Futbol Kulüp başkanlarının medya aracılığıyla birbirlerine hakaretini sevmiyorum. Bir amatör futbol kulübünü üst kümeye çıkarmış bütçesiz, heyecanı süresiz kadroları seviyorum.

Filancalara “askerden sert yanıt” tarzında, içeriğini öğrendiğinizde hiç de öyle olmayan haberleri sevmiyorum. Küçük bir öğrencinin başarılı çalışmasını öven mahalli gazete haberini seviyorum.

Hayatı boyunca insan ilişkilerinde sınıfta kalmış insanların gözlerinden okunanı sevmiyorum. Pazarda ürününü satmaya çalışan dede ve nineleri seviyorum.

Milleti adam yerine koymayan siyasetçileri sevmiyorum. Telebelerine ihtimamda daim olan muallimleri seviyorum.

Dünyanın kendilerine de kalmayacağını bir türlü idrak edemeyen “yetki sahipleri”ni sevmiyorum. Ölüme hazır “sıradanları” seviyorum.

İnsanları görünüşlerine bakarak kategorize eden zihniyetleri sevmiyorum. Böylelerini kategorize ve âşikâr etmeyi seviyorum.

Yalandan başka işi olmayan adamlar ve onların yazdıklarını sevmiyorum. Birinci sınıfa giden Ayşe’nin “bitişik-eğik” yazısını seviyorum.

Yerküreyi gezip de, gördüklerinden ibret almayanları sevmiyorum. Köyünden başka bir yer bilmeyen teyzelerin, koyun sütünü yaratan Mevla’yı fark edişlerini seviyorum.
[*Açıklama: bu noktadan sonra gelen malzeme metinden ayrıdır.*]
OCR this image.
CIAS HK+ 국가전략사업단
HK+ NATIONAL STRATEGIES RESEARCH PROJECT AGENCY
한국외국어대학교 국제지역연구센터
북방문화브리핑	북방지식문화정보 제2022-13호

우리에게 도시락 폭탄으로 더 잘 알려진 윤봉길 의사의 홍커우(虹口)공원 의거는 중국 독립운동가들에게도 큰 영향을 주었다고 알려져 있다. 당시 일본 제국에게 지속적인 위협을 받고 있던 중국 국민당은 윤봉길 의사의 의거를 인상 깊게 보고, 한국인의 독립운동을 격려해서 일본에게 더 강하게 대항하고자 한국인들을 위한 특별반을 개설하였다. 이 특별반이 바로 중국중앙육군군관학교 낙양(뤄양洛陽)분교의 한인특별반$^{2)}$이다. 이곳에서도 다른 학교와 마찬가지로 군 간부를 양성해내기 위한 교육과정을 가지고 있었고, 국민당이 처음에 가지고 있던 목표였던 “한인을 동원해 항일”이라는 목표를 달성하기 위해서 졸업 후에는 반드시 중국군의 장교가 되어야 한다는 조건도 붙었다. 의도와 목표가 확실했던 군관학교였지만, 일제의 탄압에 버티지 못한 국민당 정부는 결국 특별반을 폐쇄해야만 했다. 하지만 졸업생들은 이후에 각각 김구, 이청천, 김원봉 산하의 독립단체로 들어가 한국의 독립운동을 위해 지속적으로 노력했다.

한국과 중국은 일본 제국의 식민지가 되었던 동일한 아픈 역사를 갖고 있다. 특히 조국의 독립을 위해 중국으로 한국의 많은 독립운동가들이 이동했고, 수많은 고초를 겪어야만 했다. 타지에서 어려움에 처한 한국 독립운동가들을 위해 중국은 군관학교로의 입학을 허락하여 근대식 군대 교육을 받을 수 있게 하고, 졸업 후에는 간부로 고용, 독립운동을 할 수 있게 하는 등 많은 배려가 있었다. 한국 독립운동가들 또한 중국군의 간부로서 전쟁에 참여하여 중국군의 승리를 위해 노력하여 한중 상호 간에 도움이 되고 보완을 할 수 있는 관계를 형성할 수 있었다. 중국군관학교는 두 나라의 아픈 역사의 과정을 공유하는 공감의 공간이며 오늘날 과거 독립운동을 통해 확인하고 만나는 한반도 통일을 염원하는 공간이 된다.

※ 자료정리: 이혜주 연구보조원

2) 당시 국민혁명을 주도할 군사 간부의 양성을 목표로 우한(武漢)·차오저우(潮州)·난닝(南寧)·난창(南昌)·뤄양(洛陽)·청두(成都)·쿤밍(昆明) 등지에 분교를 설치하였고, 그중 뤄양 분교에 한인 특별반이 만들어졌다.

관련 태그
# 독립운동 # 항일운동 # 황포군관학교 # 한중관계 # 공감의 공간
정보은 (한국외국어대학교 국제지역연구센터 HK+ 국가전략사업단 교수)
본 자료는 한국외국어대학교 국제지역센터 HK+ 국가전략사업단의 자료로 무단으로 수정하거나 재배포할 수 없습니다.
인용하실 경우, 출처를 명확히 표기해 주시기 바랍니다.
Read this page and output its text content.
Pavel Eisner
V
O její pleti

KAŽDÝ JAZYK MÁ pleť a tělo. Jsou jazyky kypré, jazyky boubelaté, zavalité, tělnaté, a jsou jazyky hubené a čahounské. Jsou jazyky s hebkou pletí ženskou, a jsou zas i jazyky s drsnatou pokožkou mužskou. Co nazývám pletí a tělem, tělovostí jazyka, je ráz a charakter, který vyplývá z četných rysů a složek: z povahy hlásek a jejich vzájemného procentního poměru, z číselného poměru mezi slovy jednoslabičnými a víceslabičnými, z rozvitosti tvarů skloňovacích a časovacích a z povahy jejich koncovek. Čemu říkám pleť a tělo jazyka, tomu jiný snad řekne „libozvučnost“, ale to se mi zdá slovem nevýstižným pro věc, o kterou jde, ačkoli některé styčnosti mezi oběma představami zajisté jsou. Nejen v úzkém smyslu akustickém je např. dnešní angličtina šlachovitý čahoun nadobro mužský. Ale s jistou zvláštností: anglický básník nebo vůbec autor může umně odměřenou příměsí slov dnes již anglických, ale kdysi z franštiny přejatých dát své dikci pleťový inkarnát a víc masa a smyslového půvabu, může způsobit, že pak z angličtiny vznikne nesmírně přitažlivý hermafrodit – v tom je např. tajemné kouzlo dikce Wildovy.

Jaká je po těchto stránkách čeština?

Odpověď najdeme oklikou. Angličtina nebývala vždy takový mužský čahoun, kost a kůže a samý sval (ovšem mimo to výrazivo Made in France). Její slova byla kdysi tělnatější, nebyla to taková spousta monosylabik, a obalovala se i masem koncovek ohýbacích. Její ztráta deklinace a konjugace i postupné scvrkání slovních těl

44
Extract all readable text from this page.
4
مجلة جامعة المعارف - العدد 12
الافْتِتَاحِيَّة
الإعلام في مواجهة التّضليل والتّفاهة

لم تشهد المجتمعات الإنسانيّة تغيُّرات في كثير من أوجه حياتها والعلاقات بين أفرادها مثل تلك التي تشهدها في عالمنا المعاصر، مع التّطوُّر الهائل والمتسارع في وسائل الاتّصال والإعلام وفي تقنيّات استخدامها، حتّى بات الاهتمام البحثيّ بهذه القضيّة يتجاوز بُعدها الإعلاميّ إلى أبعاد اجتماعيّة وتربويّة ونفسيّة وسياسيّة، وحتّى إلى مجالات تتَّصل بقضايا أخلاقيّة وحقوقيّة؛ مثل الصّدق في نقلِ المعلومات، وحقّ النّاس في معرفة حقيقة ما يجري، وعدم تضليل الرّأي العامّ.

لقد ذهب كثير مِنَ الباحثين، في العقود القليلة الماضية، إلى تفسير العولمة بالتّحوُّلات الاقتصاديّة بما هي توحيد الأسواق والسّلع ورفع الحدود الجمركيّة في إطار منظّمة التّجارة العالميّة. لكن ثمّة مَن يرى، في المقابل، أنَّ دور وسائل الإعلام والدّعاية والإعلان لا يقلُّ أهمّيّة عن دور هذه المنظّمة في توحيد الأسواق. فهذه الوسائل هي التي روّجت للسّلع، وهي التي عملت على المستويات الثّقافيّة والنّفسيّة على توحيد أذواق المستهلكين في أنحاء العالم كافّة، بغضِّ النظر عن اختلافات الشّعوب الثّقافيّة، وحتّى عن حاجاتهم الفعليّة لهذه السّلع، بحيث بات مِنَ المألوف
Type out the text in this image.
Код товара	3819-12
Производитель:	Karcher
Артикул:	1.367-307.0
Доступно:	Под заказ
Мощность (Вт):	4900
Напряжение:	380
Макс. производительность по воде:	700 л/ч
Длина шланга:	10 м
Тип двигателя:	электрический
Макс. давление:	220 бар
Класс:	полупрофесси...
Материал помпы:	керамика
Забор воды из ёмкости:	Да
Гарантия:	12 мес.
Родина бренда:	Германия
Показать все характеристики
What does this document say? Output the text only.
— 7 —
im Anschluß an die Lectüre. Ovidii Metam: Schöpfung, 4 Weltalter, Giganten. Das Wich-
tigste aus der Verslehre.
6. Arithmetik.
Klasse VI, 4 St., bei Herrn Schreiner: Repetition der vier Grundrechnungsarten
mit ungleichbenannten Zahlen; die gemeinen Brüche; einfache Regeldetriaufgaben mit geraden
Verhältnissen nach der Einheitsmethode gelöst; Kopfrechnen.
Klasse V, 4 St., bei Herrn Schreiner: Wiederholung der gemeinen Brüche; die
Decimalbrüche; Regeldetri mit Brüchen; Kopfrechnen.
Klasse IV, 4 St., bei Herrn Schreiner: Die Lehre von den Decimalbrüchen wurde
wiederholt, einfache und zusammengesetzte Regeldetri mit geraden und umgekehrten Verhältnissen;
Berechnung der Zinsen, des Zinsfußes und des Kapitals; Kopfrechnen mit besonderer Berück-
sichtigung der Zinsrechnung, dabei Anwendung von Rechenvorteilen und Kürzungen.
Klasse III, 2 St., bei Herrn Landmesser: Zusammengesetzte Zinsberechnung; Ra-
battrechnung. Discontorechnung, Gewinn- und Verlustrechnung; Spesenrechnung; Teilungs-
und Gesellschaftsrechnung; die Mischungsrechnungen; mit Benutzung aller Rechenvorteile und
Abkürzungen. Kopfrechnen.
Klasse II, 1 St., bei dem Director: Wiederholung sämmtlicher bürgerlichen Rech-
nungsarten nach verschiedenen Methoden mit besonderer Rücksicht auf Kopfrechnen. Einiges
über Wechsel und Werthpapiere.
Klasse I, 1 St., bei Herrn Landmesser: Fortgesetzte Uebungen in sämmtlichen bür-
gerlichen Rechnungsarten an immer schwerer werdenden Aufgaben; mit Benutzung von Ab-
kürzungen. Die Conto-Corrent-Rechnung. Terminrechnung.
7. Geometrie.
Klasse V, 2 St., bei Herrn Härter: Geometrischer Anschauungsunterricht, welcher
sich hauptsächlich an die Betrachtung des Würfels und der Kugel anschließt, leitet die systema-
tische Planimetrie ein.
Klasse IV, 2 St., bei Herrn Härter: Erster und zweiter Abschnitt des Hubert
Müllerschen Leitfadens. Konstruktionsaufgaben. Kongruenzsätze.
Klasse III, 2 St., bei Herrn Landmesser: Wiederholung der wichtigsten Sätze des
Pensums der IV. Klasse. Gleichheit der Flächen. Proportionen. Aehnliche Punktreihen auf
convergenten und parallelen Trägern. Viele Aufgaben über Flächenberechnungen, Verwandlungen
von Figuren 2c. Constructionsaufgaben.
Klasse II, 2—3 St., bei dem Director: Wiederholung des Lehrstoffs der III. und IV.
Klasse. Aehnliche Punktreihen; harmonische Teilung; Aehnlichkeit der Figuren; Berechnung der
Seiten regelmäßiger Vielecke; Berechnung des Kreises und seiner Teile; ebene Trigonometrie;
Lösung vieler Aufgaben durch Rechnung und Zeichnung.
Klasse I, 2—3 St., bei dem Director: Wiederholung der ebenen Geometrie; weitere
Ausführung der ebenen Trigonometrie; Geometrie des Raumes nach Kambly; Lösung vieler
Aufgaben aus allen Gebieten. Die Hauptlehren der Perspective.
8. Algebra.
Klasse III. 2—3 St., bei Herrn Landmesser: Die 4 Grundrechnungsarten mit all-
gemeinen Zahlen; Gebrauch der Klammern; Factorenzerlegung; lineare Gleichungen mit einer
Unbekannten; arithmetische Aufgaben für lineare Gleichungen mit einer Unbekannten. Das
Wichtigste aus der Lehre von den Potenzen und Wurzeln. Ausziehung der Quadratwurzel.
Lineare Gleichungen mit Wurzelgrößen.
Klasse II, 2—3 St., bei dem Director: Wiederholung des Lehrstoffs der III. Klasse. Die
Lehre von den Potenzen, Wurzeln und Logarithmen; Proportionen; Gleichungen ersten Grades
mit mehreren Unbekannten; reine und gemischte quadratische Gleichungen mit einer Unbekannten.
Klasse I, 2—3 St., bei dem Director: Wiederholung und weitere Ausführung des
Fildişi kulelerinden arza bakanları sevmiyorum. Toprakta karınca cehdini ibretle seyreyleyen insanları seviyorum.

Yanlış anlama, anlaşılma ve yorumlama korkularını sevmiyorum. Mızrabın farklı telleri ahenkle çalan vuruşunu seviyorum.

Bâki kalışlar yaşayacağına inanmış zulümleri sevmiyorum. Ölümü yaratanının en büyük adaletinin ölüm olduğunu seslendirenleri seviyorum.

Kelimelerin mânâlara esir oluşunu sevmiyorum. Mânâyı gözden gören bakışı seviyorum.

***
Bu mesele bitmez diyerek hülâsâ,
kendi ayıbımı ve onun âşikâr olmasını sevmiyor, noksanımın içimde bir gün nihayetlenme ihtimalini seviyorum.